RDF Query Syntax

Let's look at a simple query with two statements. Each statement is placed as a direct child of the <query> element within the template.

<vbox datasources="http://www.xulplanet.com/ds/sample.rdf"
         ref="http://www.xulplanet.com/rdf/A">
  <template>
    <query>
      <content uri="?start"/>
      <triple subject="?start"
              predicate="http://www.xulplanet.com/rdf/relatedItem"
              object="?relateditem"/>
    </query>
    <rule>
      ...
    </rule>
  </template>
</vbox>

This query has two statements, each specified with a different tag. The template won't generate anything yet since we still need to fill in the content to be generated which goes in the missing part inside the rule. However, the template builder will be able to compile the rules and examine them as described earlier.

The builder needs to start with a single result as the seed result. This is done with the content tag. It indicates that we are going to use a starting point when navigating the graph. Obviously, since you need to start somewhere, you will have to use a content tag and it should be the first statement. Also, because we can only have one starting point, only one content tag can be used. The seed result will be created like this:

(?start = http://www.xulplanet.com/rdf/A)
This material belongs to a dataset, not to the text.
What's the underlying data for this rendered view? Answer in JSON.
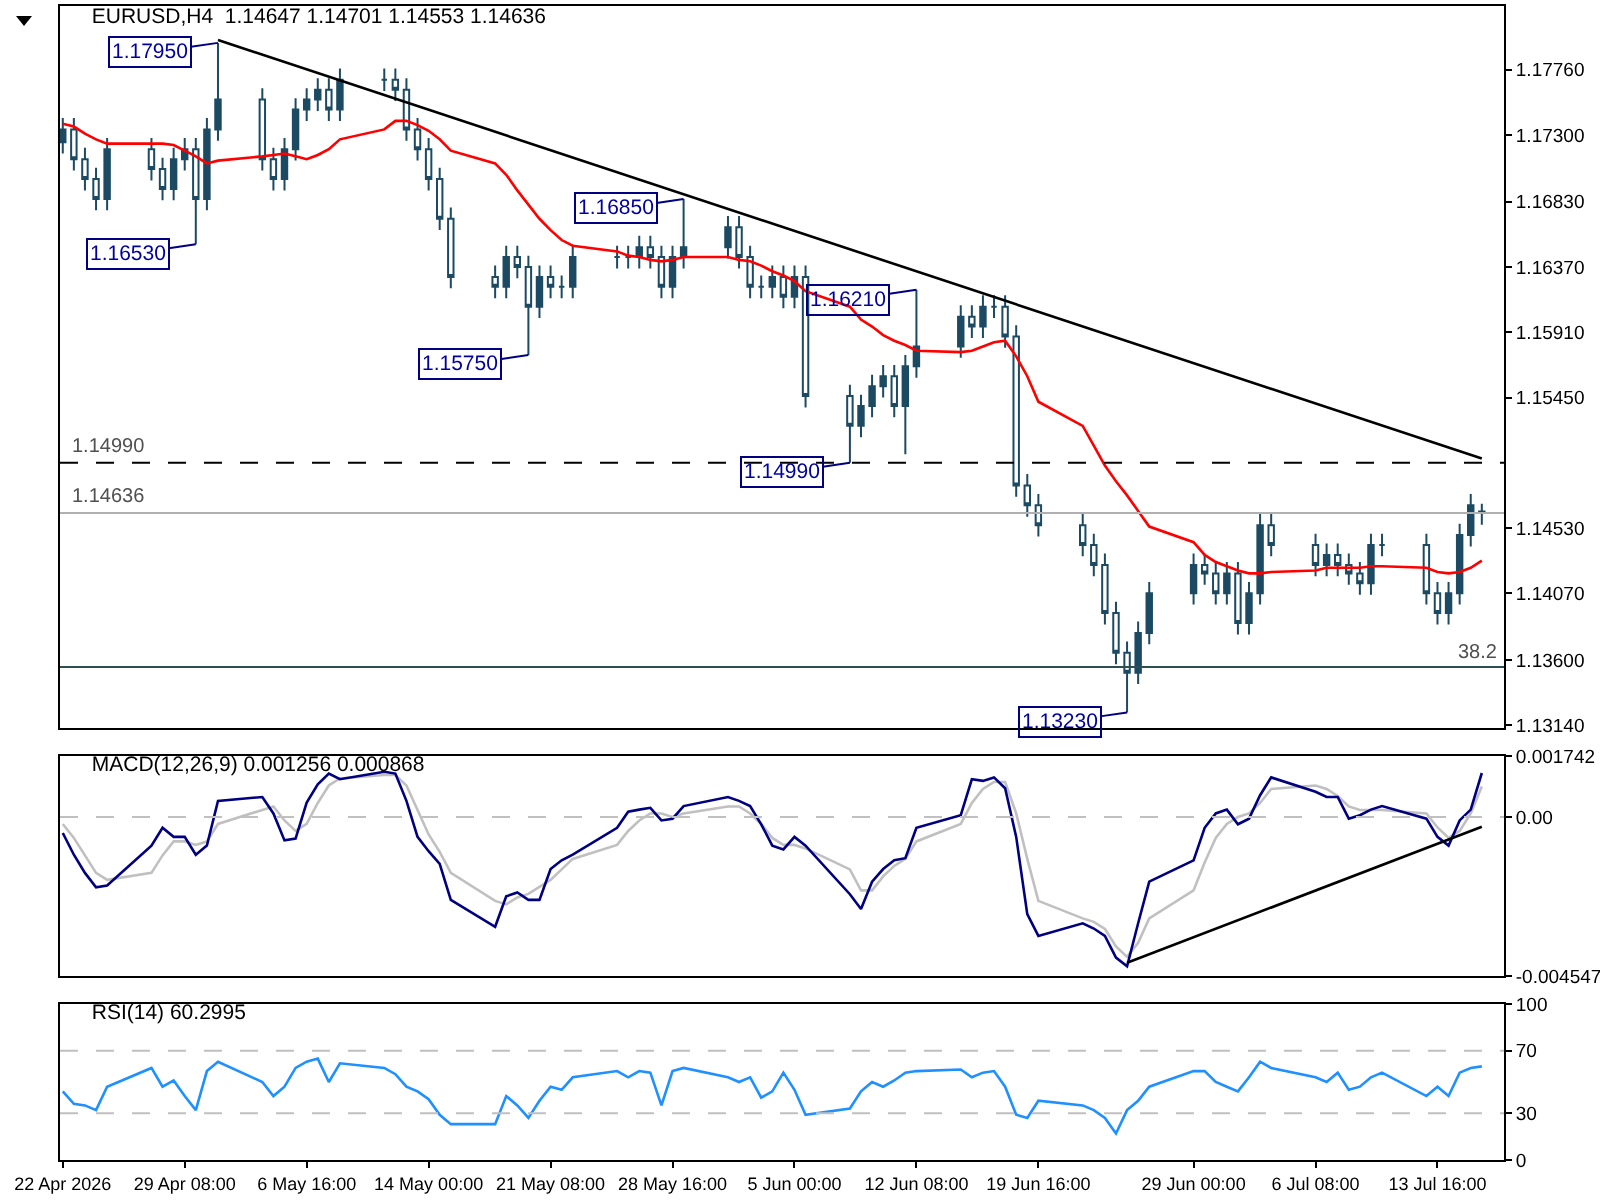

The variable ?start is determined from the tag's 'uri' attribute. You can use any variable you want; it's common to use the variable ?uri. However, all rules must use the same starting point variable. So if a second rule were used, it would also need to use the ?start variable. The value of ?start is set to 'http://www.xulplanet.com/rdf/A'. You'll notice that this is the value of the ref attribute which is the desired starting node in the RDF graph. Thus, the ?start variable becomes the container or reference variable.

Actually, in the current template implementation, the above description isn't quite correct. The seed is actually an internal variable set to the container, in this case, the vbox, and the ?start variable is set to the ref later, but that is a minor detail that doesn't make templates more understandable. For this discussion, assume that so far we have a single potential result as above.

The content tag doesn't do anything else at this point, meaning it doesn't add anything else to the network of potential results, so processing continues on to the next statement, the triple, which looks like this:

<triple subject="?start"
        predicate="http://www.xulplanet.com/rdf/relatedItem"
        object="?relateditem"/>

The triple statement is used to follow arcs or arrows in the RDF graph. The predicate attribute specifies the labels of the arrows to follow. In the triple used here, the predicate is 'http://www.xulplanet.com/rdf/relatedItem', so we know that the builder will look for arrows with that label. The builder can either follow the arrows in a forward or backward direction, but only one direction per statement. It determines which direction to use by examining which data is known and which data is not known yet. Recall the data in the potential results set:

(?start = http://www.xulplanet.com/rdf/A)

This was the seed data created by the content statement. You might be able to guess that the builder fills in the value of the ?start variable as the triple's subject, giving something like this:

<triple subject="http://www.xulplanet.com/rdf/A"
        predicate="http://www.xulplanet.com/rdf/relatedItem"
        object="?relateditem"/>

The builder doesn't actually change the triple, but this might clarify how the builder is working. The builder looks at both the subject and object of the triple and tries to resolve any of the variables using the known data. The ?start variable has a value 'http://www.xulplanet.com/rdf/A', so that is filled in. The ?relateditem variable doesn't have any known value, so it will be left as is. Once the variables are filled in, the builder can query the RDF graph.

The query will look for all arrows that start at the node 'http://www.xulplanet.com/rdf/A' with the predicate (or arrow label) 'http://www.xulplanet.com/rdf/relatedItem'. Since ?relateditem isn't known, the builder will allow any value for the node the arrow points to, and will look in the datasource for all possible values. In a triple statement, the subject is always the start of an arc, while the object is what it points to. For this triple, the builder will follow the arrows in the forward direction. Here is the RDF graph again:

Image:Template-guide-p2.png

Starting at node A and following the relatedItem arcs, we can see that there are three possible values for the ?relateditem variable, B, C and D. This is new data, so the builder adds it to the graph. Since three values have been found, the network will now have three potential results:

(?start = http://www.xulplanet.com/rdf/A, ?relateditem = http://www.xulplanet.com/rdf/B)
(?start = http://www.xulplanet.com/rdf/A, ?relateditem = http://www.xulplanet.com/rdf/C)
(?start = http://www.xulplanet.com/rdf/A, ?relateditem = http://www.xulplanet.com/rdf/D)

You may note that the ?start variable is repeated for each result. This is because the builder copies the existing data for each new potential result and adds the new data. Internally, this isn't quite true; the builder actually maintains only one copy of the similar data but uses data structures in such a way which make it appear as if it were duplicated.

You may find this a bit confusing, but this should become clearer later with more specific and practical examples. Since the triple was the last statement, the builder moves on to the content generation phase, creating matches out of the three potential results.